Each point in the plane is associated with exactly one pair of numbers in the rectangular coordinate system; each point is associated with an infinite number of pairs in polar coordinates. In the cardioid example, we considered only the range \(0\le \theta\le2\pi\), and already there was a duplicate: \((2,0)\) and \((2,2\pi)\) are the same point. Indeed, every value of \(\theta\) outside the interval \([0,2\pi)\) duplicates a point on the curve \(r=1+\cos\theta\) when \(0\le\theta < 2\pi\). We can even make sense of polar coordinates like \((-2,\pi/4)\): go to the direction \(\pi/4\) and then move a distance 2 in the opposite direction; see figure 10.1.3. As usual, a negative angle \(\theta\) means an angle measured clockwise from the positive \(x\)-axis. The point in figure 10.1.3 also has coordinates \((2,5\pi/4)\) and \((2,-3\pi/4)\).

**Figure 10.1.3.** The point \((-2,\pi/4)=(2,5\pi/4)=(2,-3\pi/4)\) in polar coordinates.

The relationship between rectangular and polar coordinates is quite easy to understand. The point with polar coordinates \((r,\theta)\) has rectangular coordinates \(x=r\cos\theta\) and \(y=r\sin\theta\); this follows immediately from the definition of the sine and cosine functions. Using figure 10.1.3 as an example, the point shown has rectangular coordinates \(x=(-2)\cos(\pi/4)=-\sqrt2\approx 1.4142\) and \( y=(-2)\sin(\pi/4)=-\sqrt2\). This makes it very easy to convert equations from rectangular to polar coordinates.

Example 10.1.3

Find the equation of the line \(y=3x+2\) in polar coordinates.

**Solution**

We merely substitute: \(r\sin\theta=3r\cos\theta+2\), or \(r= {2\over \sin\theta-3\cos\theta}\).

Example 10.1.4

Find the equation of the circle \((x-1/2)^2+y^2=1/4\) in polar coordinates.

**Solution**

Again substituting: \((r\cos\theta-1/2)^2+r^2\sin^2\theta=1/4\). A bit of algebra turns this into \(r=\cos(t)\). You should try plotting a few \((r,\theta)\) values to convince yourself that this makes sense.

Example 10.1.5

Graph the polar equation \(r=\theta\).

**Solution**

Here the distance from the origin exactly matches the angle, so a bit of thought makes it clear that when \(\theta\ge0\) we get the spiral of Archimedes in figure 10.1.4. When \(\theta < 0\), \(r\) is also negative, and so the full graph is the right hand picture in the figure.

* Figure 10.1.4. The spiral of Archimedes and the full graph of \(r=\theta\)*.

Converting polar equations to rectangular equations can be somewhat trickier, and graphing polar equations directly is also not always easy.

Example 10.1.6

Graph \(r=2\sin\theta\).

**Solution**

Because the sine is periodic, we know that we will get the entire curve for values of \(\theta\) in \([0,2\pi)\).
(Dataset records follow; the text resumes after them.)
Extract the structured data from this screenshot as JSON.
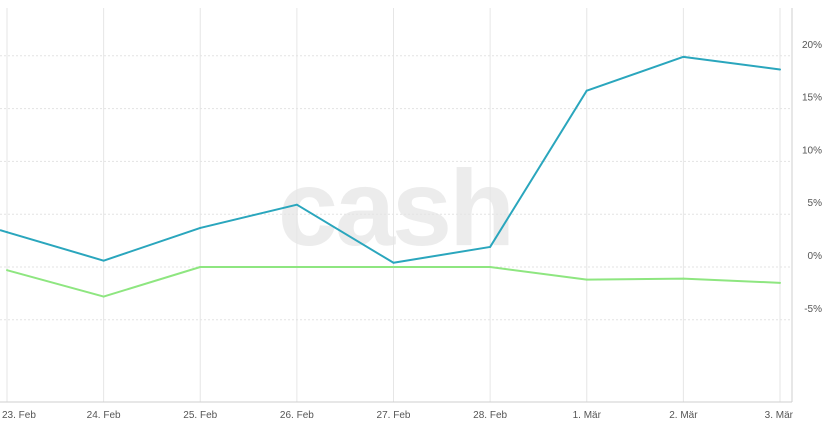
{
  "watermark": "cash",
  "chart_data": {
    "type": "line",
    "categories": [
      "23. Feb",
      "24. Feb",
      "25. Feb",
      "26. Feb",
      "27. Feb",
      "28. Feb",
      "1. Mär",
      "2. Mär",
      "3. Mär"
    ],
    "series": [
      {
        "color": "#2aa6bd",
        "values": [
          3.3,
          0.6,
          3.7,
          5.9,
          0.4,
          1.9,
          16.7,
          19.9,
          18.7
        ]
      },
      {
        "color": "#8ee680",
        "values": [
          -0.3,
          -2.8,
          0.0,
          0.0,
          0.0,
          0.0,
          -1.2,
          -1.1,
          -1.5
        ]
      }
    ],
    "y_ticks": [
      20,
      15,
      10,
      5,
      0,
      -5
    ],
    "y_tick_labels": [
      "20%",
      "15%",
      "10%",
      "5%",
      "0%",
      "-5%"
    ],
    "ylim": [
      -12.5,
      24.5
    ],
    "grid": true,
    "y_axis_position": "right"
  }
}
As \(\theta\) runs from 0 to \(\pi/2\), \(r\) increases from 0 to 2. Then as \(\theta\) continues to \(\pi\), \(r\) decreases again to 0. When \(\theta\) runs from \(\pi\) to \(2\pi\), \(r\) is negative, and it is not hard to see that the first part of the curve is simply traced out again, so in fact we get the whole curve for values of \(\theta\) in \([0,\pi)\). Thus, the curve looks something like figure 10.1.5. Now, this suggests that the curve could possibly be a circle, and if it is, it would have to be the circle \(x^2+(y-1)^2=1\). Having made this guess, we can easily check it. First we substitute for \(x\) and \(y\) to get \((r\cos\theta)^2+(r\sin\theta-1)^2=1\); expanding and simplifying does indeed turn this into \(r=2\sin\theta\).

**Figure 10.1.5.** Graph of \(r=2\sin\theta\).